Thailands Militärjunta stellt Haushalt 2015 vor und plant prägnante Steuerreformen sowie Investitionen in Schienenverkehr

Von Thomas Berger *

Mehr Geld für Bildung, Gesundheit und Verteidigung, Festhalten an wichtigen Infrastrukturprojekten und effizienterer Mitteleinsatz bei verstärkter Kontrolle über die Ausgaben – das sind die Eckdaten des thailändischen Haushaltes, den die Militärjunta in Bangkok jetzt dem Übergangsparlament (NLA) vorgestellt hat. Armeechef Prayuth Chan-ocha ist in der vergangenen Woche zum Premierminister einer Interimsregierung ernannt und am Montag von König Bhumibol Adulyadej offiziell im Amt bestätigt worden. Sein wichtigstes Ziel bleibt ein immerhin auf niedrigem Niveau fortgesetztes Wirtschaftswachstum. Die Militärmachthaber, die im Mai bei einem unblutigen Putsch zur Beendigung der politischen Dauerkrise die Herrschaft in dem südostasiatischen Königreich übernommen haben, peilen für das kommende Jahr einen Wert um die zwei Prozent an. Der Nationale Rat für Frieden und Ordnung (NCPO) gab bekannt, daß im laufenden Jahr ein Wachstum zwischen 1,5 und 2,5 Prozent erreicht werden könnte. Zudem soll die Inflation unterhalb der Drei-Prozent-Marke in Schach gehalten werden.

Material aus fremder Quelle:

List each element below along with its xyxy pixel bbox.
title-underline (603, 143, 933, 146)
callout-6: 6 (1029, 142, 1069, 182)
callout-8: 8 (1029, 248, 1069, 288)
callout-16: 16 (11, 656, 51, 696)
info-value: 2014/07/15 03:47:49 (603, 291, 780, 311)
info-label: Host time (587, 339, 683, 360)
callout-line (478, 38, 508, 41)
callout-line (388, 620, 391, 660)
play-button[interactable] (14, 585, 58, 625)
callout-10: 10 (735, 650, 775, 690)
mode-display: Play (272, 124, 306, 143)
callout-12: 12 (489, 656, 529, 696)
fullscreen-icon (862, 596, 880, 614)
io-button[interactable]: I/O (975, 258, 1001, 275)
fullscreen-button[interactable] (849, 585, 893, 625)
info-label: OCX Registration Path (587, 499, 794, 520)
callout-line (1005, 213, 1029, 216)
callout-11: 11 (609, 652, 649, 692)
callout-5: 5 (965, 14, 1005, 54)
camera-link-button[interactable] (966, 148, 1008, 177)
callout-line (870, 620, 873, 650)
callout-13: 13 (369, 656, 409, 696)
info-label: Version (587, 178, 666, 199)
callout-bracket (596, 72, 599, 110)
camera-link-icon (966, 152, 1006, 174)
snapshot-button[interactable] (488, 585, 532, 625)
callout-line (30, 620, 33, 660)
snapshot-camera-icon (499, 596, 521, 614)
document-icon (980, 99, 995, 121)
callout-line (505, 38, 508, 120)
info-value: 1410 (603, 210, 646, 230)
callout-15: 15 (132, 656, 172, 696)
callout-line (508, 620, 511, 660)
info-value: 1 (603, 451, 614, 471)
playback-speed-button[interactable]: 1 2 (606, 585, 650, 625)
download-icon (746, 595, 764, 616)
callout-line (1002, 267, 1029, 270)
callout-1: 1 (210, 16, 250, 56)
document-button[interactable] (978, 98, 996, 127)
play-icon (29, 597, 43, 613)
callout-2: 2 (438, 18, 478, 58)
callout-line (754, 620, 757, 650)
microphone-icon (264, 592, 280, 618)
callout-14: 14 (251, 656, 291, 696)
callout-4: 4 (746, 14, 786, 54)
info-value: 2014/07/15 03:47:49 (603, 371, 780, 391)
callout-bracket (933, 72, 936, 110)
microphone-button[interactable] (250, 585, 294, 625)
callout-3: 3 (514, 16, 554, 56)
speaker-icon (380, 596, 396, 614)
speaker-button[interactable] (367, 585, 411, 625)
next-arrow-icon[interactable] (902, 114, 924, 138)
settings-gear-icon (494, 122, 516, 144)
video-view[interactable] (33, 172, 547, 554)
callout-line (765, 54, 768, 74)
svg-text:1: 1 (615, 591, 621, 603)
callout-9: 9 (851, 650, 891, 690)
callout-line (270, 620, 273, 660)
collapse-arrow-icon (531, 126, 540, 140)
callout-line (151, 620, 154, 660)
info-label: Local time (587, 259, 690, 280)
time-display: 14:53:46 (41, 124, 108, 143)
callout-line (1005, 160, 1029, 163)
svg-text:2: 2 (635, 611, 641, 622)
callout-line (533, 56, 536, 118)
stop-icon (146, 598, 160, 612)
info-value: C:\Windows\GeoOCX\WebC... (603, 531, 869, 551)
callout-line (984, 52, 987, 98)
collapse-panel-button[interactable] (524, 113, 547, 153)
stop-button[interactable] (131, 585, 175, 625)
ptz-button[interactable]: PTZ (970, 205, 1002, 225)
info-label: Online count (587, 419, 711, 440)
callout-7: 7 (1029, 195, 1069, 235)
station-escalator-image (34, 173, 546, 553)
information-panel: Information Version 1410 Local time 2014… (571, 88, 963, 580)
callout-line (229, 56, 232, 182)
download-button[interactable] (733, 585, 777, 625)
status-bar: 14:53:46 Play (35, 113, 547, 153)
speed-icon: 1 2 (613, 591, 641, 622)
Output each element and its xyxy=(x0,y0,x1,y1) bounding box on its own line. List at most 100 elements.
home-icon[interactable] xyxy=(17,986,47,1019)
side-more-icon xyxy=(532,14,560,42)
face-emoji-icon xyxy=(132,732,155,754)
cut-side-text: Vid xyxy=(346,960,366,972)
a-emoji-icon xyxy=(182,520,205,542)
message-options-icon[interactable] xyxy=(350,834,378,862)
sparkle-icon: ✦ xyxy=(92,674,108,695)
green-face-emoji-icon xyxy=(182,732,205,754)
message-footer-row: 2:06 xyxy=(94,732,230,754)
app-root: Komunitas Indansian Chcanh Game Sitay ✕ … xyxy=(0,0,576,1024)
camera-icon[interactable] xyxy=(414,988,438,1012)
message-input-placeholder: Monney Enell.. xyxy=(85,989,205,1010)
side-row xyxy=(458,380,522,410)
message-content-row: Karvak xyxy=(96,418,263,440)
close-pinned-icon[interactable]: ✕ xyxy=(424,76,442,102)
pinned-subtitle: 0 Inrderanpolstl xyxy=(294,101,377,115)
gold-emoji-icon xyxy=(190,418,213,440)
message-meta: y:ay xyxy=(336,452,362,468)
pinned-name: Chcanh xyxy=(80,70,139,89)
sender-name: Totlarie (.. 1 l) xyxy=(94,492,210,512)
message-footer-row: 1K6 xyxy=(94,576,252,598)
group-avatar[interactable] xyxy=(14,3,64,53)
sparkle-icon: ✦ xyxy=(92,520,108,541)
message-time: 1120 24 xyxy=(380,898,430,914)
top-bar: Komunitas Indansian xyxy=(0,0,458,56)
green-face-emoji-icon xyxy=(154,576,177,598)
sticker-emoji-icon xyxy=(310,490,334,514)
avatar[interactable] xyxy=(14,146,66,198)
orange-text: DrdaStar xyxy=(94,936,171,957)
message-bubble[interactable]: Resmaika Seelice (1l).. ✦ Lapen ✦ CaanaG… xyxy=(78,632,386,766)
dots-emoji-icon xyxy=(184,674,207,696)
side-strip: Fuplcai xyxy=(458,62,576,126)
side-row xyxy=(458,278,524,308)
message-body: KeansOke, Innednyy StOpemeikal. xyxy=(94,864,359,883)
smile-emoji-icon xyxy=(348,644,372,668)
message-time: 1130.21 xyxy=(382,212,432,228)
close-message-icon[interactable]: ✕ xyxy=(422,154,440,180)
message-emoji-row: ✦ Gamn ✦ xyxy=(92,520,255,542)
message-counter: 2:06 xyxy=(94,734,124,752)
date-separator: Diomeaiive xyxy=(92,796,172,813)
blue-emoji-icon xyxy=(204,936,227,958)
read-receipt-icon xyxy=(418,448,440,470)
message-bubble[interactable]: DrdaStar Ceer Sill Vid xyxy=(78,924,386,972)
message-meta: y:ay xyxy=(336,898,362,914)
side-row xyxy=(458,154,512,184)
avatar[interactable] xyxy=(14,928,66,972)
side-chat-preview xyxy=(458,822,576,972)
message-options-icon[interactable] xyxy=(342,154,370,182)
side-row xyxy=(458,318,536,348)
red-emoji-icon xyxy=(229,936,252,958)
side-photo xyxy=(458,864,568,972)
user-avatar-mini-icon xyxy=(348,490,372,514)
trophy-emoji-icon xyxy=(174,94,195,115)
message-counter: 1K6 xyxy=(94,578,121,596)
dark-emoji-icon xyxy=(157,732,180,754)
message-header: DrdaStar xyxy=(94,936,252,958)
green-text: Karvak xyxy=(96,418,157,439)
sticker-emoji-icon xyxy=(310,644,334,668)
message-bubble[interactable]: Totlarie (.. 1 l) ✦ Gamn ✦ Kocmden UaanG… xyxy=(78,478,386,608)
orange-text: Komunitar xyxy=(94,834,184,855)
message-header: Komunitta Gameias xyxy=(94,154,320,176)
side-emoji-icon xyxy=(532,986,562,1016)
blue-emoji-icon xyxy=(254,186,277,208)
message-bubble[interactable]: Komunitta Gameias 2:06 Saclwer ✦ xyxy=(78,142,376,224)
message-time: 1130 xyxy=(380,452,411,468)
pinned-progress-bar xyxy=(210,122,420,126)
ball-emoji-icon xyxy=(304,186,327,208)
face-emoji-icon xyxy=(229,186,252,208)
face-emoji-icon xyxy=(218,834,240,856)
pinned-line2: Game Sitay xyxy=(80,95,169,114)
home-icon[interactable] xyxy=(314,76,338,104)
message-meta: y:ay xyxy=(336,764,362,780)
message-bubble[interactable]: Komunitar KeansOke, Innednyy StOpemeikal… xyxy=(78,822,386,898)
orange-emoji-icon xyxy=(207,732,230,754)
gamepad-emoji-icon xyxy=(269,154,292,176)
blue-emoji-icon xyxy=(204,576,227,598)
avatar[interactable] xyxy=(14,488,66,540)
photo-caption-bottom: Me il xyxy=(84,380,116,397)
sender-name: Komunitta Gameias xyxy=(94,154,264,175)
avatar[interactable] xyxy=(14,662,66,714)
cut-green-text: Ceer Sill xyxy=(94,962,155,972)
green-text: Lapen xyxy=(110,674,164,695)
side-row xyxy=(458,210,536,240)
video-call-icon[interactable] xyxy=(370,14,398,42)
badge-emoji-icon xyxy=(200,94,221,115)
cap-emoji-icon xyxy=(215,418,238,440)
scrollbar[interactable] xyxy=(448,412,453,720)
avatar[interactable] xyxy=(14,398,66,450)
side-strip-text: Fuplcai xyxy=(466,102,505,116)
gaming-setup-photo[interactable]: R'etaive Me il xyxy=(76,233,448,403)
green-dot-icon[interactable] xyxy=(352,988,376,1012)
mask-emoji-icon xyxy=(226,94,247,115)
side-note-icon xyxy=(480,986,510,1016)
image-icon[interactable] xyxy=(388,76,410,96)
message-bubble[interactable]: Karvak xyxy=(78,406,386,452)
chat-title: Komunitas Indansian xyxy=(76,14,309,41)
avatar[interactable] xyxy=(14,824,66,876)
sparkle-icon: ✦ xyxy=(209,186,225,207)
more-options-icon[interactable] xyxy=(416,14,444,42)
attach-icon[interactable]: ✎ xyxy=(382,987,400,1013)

Das Etatvolumen für 2015 beläuft sich auf 2,57 Billionen Baht, umgerechnet rund 64 Milliarden Euro. Der größte Einzelposten ist mit 502 Milliarden Baht der Bildungssektor, der nun knapp ein Fünftel der Gesamtsumme ausmacht und sich über einen Anstieg der zur Verfügung stehenden Mittel um vier Prozent freuen kann. Auf fast 110 Milliarden Baht, ein Plus um 3,6 Prozent, wächst das öffentliche Gesundheitswesen. Einen deutlicheren Anstieg um 5,3 Prozent verzeichnet der Verteidigungsetat, der immerhin 193,5 Milliarden Baht schwer ist – unmittelbar nach einer weiteren militärischen Machtübernahme dürfte das aber kaum verwundern. So etwas kennen die putscherfahrenen Thais aus der Vergangenheit.

Binnen eines Jahres will die Junta zu normalen politischen Verhältnissen zurückkehren. Bis dahin, so lassen vorsichtige Anzeichen vermuten, könnte das thailändische Steuersystem einer grundlegenden Reform unterzogen und damit in gewissem Rahmen eine Umverteilung zugunsten bisher benachteiligter Bevölkerungsschichten erfolgen. Jahrelang hatte Thailands Politik sich beispielsweise gescheut, eine reguläre Erbschaftssteuer einzuführen – dies scheint nach Meldungen aus der Übergangsadministration nun in den kommenden Monaten bevorzustehen. Nicht nur dafür wird im Finanzministerium offenbar hinter den Kulissen schon mit Hochdruck an einem Gesetzentwurf gefeilt. Ähnlich verhält es sich mit einer Grundsteuer, über die in der Vergangenheit ebenfalls nachgedacht, Pläne aber nie umgesetzt wurden. Jetzt sollen gegenüber einem ersten Vorentwurf die zunächst sehr geringen Steuerbeträge noch einmal deutlich angehoben werden. Mit solchen neuen Steuern will die Militäradministration pro Jahr wenigstens 100 Milliarden Baht (2,5 Milliarden Euro) zusätzlich einnehmen. Mit solchen Erträgen könnte dann ein weiteres Projekt finanziert werden, das sich derzeit in Diskussion befindet – eine Art negative Einkommenssteuer für die untersten Verdienstgruppen. Wer einen bestimmten Gesamtbetrag an Einkünften unterschreitet, hätte demnach Anspruch auf eine Unterstützungszahlung vom Staat.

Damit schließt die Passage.